A welcome last post for historic digger statue

A much-loved World War I digger statue returned to its home in Glebe’s Harold Park after 60 years.

  • The Last Post and a moving ceremony

    At a moving ceremony, the first memorial featuring a World War I digger statue made in Australia was rededicated and welcomed home to Harold Park.

    A bugler played the Last Post. Clergy from 3 local churches said prayers and blessed the statue as members of the community gathered to pay their respects.

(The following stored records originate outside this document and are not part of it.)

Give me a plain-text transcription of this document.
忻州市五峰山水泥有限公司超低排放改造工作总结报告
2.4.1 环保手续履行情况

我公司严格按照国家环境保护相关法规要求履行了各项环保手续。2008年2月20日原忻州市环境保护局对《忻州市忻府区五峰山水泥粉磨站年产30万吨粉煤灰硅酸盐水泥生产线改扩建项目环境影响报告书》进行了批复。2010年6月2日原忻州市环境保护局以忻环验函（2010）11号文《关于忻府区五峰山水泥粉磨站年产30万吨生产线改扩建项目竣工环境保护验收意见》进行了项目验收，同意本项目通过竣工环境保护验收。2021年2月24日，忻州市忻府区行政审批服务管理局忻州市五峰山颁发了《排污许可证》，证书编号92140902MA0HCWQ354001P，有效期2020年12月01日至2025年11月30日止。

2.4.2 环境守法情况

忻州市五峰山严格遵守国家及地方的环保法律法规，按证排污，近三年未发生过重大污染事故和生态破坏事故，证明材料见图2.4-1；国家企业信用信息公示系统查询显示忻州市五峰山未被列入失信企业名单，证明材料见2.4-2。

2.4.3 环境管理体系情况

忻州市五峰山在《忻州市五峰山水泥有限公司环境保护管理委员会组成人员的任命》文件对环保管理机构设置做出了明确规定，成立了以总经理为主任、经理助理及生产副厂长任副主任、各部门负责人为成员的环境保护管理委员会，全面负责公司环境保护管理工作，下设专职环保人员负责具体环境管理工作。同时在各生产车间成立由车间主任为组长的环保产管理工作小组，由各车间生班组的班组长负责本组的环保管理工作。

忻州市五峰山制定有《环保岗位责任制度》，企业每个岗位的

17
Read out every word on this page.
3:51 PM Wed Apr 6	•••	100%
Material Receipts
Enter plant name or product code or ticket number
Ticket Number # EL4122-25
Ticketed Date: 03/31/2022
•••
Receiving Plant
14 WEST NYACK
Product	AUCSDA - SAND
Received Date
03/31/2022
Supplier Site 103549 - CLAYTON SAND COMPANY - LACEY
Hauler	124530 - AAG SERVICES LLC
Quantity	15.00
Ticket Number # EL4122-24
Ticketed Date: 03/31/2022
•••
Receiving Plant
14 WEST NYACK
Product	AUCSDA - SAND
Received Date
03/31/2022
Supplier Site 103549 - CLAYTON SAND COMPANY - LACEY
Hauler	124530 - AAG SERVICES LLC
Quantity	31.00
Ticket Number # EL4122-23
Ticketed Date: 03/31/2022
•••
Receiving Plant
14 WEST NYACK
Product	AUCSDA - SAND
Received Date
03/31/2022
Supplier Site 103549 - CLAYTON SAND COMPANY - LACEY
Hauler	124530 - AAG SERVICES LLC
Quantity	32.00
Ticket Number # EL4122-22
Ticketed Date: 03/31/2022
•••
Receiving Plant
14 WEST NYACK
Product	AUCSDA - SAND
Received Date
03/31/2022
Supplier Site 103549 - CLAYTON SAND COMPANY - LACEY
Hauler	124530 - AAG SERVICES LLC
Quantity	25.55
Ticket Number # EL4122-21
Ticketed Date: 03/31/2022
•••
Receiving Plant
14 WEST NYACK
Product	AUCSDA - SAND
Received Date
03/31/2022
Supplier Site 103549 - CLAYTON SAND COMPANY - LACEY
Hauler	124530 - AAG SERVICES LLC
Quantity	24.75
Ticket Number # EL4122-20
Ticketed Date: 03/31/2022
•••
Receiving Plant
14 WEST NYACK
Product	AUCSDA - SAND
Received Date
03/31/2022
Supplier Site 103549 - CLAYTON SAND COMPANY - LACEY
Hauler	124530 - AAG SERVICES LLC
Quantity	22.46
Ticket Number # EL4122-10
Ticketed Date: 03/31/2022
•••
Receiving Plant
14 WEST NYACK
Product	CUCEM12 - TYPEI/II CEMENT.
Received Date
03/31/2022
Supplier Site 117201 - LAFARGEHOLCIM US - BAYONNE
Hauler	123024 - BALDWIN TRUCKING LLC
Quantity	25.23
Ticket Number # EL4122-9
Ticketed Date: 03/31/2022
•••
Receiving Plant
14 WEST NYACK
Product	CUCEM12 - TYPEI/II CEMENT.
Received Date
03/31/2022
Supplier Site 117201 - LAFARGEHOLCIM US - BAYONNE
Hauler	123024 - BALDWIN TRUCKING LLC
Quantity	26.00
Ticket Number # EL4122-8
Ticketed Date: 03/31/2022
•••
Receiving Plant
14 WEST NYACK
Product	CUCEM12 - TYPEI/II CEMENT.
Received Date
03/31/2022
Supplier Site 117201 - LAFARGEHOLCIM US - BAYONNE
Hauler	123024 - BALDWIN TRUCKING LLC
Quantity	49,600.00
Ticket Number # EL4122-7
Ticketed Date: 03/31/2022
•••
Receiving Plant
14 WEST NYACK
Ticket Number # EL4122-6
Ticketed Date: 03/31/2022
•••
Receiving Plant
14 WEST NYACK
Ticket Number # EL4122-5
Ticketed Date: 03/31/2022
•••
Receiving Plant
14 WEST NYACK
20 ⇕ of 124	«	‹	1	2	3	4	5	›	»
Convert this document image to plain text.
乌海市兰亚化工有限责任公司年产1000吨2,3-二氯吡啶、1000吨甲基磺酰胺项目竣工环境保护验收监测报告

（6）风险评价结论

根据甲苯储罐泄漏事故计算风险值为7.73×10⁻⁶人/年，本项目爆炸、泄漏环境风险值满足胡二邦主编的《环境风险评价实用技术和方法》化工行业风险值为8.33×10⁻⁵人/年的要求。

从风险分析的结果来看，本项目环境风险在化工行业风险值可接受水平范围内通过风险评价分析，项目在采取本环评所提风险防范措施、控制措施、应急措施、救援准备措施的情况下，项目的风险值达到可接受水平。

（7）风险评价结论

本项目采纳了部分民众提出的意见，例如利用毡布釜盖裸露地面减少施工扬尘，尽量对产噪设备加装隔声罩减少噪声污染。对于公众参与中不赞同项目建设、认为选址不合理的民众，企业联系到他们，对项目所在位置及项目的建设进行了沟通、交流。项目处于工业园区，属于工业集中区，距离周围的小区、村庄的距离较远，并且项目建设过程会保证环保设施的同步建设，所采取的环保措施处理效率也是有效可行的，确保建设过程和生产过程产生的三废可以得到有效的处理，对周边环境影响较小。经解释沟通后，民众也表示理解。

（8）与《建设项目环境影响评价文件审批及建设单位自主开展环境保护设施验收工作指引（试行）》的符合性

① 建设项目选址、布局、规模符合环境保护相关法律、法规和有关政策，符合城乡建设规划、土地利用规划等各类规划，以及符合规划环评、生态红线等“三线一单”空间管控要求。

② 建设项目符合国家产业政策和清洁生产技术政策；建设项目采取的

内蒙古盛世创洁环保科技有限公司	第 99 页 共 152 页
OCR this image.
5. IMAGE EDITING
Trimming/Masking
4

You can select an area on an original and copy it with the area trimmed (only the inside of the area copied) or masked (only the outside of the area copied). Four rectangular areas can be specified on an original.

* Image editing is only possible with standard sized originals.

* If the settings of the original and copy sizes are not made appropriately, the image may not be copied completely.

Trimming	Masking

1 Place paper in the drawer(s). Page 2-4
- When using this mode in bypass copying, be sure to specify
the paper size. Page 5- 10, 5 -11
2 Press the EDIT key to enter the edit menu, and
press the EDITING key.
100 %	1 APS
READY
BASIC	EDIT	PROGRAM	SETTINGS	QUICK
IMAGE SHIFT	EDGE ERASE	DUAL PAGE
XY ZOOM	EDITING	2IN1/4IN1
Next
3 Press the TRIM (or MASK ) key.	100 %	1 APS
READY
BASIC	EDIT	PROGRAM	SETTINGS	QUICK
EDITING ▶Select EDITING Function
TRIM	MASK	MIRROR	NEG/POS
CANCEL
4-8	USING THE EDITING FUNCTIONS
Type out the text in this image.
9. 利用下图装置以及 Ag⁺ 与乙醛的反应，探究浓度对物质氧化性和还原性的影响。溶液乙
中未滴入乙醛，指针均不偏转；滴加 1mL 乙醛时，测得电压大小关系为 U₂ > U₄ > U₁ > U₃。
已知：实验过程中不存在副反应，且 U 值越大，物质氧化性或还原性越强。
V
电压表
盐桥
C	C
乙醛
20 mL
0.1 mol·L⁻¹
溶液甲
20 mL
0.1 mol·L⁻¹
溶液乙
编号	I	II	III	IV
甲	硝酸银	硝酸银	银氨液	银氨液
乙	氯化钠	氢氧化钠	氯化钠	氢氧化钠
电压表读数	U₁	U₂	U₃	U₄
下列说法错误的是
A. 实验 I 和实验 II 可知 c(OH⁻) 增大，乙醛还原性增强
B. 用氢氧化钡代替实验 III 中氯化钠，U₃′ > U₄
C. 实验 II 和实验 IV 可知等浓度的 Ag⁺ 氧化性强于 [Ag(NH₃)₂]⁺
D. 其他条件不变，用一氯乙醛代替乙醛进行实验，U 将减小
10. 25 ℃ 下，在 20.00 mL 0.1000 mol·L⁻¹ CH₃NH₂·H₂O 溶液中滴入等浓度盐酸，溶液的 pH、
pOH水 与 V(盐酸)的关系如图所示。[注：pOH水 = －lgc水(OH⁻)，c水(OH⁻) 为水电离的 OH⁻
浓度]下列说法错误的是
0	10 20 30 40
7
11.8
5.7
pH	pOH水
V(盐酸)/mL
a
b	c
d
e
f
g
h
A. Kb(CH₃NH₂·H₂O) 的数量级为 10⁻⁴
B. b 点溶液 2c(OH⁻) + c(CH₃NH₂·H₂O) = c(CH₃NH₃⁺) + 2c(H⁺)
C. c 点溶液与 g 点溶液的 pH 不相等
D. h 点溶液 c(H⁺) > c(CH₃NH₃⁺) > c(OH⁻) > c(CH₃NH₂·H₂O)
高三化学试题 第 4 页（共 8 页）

  • Restored and returned home

    The official rededication on Thursday 8 November took place 102 years after the statue was first unveiled – and 100 years after peace was declared at the 11th hour of the 11th day on the 11th month in 1918.

  • Paying our respects

    Lord Mayor Clover Moore was joined by members of the Glebe Society and State Transit Authority who had campaigned for the historic memorial’s restoration. As part of the ceremony, the Lord Mayor and Diane Hutchinson from the Glebe Society both laid a wreath.

  • Honouring fallen comrades

    The original Rozelle tram workers were devastated by the deaths of their colleagues at Gallipoli and later on the western front. They banded together to fund the statue, which was housed in the workers’ award-winning gardens.

    There are 34 men listed on the memorial. 4 are known to have served in Gallipoli, the rest served on the western front.

    This is Australia’s first digger statue commissioned and paid for by work comrades to honour the soldiers who died during World War I.

  • A true blue digger

    Unusually for its time, the statue depicts an Australian soldier in a relaxed pose. His slouch hat is turned down all round, shirt opened at the collar and sleeves rolled up. Holding a rifle, the bayonet is fixed and ready for battle.

    The statue is made from cement and was created by Irish-born sculptor, Edwin W McGowan in Sydney in 1916. McGowan lived in Leichhardt for a number of years and became renowned for his work creating lifelike digger statues.

  • The journey home begins

    For 40 years, the digger stood guard outside the Rozelle tramsheds. When they were closed in 1958, it was moved with the tram workers to the Leichhardt bus depot. After a request from the Glebe Society, the City agreed to acquire the statue and restore and relocate it to the original site.

  • A careful restoration

    Specialist restoration company, International Conservation Services, repaired the historic figure.

    While the digger statue was intact, restoration and conservation work was needed to repair the cracked and peeling statue. The statue was repainted and the copper plaques featuring the names of the fallen soldiers were repaired. A new plinth was created to hold the digger.

  • A lasting symbol of sacrifice

    Ceremony host Ted McKeown from the Glebe Society served in the Australian Army Reserve and was among those who campaigned to have the memorial returned to Harold Park.

    “The statue will stand as a lasting symbol of their sacrifice and, given its prominent position, will remind visitors for many years of the heroism and bravery of the workers of the tramsheds,” Mr McKeown said.